El bureka o el börek es todo un clásico de la gastronomía turca, el pastel perfecto para sustituir la empanada tradicional. En esta versión oriental, el huevo, el atún y el pisto se sustituyen por una delicada combinación de queso feta y espinacas. Al morderlo se experimenta en el paladar una transición; pasamos de la textura heterogénea y tosca de los rellenos habituales a una cremosa y homogénea. Esta mezcla de sabores y texturas hará que se convierta en una de tus recetas recurso indispensables para sorprender en casa.

La receta, tal y como se conoce hoy dentro del arte culinario, proviene de los tiempos del Imperio Otomano. Durante este periodo el pastel se perfeccionó en las cocinas de Estambul, donde los maestros cocineros competían por conseguir las capas más finas y crujientes. Tras esto se popularizó y expandió por toda la zona de los Balcanes, el Mediterráneo oriental y el norte de África.

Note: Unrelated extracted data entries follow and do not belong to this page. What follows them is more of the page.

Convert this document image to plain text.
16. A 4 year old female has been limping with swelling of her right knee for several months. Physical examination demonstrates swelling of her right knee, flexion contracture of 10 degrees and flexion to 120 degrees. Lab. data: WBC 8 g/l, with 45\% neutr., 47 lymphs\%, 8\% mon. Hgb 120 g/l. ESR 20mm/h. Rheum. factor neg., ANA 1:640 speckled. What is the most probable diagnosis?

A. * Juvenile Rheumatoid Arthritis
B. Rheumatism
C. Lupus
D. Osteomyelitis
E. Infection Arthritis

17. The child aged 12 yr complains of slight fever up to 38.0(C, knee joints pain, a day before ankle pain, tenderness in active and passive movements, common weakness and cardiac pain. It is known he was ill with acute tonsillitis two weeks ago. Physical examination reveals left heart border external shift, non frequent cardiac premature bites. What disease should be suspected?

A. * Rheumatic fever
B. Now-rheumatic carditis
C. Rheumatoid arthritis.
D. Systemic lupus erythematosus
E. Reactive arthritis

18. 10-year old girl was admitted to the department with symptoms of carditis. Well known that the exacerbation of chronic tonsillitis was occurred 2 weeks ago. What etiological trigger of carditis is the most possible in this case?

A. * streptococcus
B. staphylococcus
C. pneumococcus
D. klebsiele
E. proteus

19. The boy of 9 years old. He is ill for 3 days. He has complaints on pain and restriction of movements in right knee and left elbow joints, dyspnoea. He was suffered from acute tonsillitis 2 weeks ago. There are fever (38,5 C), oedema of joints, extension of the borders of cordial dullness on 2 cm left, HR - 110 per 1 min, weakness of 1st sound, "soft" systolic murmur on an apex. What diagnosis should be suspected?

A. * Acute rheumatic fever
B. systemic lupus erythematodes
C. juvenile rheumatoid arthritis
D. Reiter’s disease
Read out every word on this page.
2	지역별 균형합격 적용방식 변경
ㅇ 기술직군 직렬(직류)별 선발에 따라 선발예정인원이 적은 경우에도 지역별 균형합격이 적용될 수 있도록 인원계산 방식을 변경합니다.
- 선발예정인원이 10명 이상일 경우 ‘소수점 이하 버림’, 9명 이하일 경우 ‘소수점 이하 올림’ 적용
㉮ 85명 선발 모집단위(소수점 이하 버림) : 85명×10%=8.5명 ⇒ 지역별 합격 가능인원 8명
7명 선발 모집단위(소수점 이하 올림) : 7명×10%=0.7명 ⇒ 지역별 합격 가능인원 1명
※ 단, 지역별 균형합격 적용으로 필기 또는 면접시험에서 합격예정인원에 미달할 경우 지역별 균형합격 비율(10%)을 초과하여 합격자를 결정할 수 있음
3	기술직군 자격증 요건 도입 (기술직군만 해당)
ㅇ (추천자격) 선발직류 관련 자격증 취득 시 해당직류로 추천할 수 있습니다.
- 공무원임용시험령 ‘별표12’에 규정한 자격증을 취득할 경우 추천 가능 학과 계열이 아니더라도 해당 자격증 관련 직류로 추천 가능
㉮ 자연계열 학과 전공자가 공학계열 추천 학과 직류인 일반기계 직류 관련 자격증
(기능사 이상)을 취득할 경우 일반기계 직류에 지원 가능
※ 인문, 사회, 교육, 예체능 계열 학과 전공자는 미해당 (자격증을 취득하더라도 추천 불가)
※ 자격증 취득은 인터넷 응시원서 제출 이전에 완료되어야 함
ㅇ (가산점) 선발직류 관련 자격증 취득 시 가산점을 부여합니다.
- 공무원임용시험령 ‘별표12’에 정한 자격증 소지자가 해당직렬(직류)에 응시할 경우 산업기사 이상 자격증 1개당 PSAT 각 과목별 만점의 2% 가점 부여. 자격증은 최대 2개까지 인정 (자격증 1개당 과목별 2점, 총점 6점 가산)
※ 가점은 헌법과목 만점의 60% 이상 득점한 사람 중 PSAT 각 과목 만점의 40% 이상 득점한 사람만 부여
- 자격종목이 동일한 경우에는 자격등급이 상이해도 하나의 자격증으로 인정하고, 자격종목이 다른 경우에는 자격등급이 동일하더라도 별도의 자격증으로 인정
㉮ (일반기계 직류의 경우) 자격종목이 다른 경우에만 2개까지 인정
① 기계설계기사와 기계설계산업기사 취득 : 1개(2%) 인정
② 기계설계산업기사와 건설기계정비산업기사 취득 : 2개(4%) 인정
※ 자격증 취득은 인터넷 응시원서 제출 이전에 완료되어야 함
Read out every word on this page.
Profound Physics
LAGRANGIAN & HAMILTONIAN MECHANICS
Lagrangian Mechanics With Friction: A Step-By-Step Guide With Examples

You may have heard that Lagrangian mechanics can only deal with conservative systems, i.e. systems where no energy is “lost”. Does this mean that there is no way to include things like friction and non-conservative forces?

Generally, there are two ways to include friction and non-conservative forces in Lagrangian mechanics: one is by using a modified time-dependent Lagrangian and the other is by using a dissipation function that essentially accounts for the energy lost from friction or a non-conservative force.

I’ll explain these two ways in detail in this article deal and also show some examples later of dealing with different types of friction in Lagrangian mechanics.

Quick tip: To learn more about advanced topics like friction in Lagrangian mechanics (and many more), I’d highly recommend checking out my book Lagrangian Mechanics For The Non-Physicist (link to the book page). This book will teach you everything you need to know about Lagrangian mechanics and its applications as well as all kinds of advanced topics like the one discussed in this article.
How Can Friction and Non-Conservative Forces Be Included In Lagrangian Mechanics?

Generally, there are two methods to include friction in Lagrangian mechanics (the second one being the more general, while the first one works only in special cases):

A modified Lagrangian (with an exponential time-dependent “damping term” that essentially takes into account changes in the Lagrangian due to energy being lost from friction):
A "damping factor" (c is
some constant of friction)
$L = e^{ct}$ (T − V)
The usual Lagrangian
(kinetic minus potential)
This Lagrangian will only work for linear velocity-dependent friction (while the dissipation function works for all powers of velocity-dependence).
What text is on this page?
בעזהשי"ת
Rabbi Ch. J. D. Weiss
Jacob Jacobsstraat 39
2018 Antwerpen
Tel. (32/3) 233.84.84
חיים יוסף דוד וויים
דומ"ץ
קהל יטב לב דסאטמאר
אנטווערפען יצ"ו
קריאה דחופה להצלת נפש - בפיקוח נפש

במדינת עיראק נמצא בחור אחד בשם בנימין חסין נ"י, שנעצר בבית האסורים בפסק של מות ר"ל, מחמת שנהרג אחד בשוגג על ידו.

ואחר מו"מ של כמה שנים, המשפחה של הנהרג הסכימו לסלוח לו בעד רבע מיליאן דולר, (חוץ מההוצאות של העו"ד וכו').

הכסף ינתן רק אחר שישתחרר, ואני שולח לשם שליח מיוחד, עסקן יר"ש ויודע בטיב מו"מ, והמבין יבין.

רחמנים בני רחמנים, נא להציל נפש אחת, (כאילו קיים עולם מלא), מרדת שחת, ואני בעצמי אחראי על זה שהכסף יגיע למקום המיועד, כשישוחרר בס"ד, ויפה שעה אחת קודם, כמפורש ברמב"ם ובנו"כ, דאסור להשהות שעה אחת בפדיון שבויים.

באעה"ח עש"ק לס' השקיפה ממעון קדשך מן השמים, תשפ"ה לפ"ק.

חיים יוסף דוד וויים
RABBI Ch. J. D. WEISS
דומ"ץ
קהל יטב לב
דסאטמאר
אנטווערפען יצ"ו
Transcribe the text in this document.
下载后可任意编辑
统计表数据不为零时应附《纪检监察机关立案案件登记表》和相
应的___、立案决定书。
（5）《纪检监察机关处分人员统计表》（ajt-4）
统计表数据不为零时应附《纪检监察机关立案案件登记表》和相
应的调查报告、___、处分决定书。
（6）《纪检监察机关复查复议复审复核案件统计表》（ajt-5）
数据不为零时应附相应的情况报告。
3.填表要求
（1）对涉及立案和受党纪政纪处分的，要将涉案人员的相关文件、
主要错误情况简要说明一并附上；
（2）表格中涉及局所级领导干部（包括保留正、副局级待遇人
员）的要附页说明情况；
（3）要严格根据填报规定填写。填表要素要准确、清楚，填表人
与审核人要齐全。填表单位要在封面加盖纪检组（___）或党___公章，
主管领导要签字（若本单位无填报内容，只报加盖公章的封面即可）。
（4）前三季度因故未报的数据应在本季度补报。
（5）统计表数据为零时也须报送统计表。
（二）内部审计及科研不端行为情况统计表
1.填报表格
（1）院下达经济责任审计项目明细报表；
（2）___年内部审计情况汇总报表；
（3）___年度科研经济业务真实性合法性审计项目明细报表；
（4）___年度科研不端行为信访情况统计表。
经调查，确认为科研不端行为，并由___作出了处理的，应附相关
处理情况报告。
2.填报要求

Este pastel salado es ideal para cualquier época del año. La magia que se esconde en la versatilidad de este plato radica en el acompañamiento del mismo. En los días de invierno, la combinación de la empanada turca con la sopa será una gran aliada para combatir el frío. Es una receta tan polifacética que podrás alternar con la comida que prefieras. Para los días más calurosos, lo inmejorable será una ensalada desvergonzada.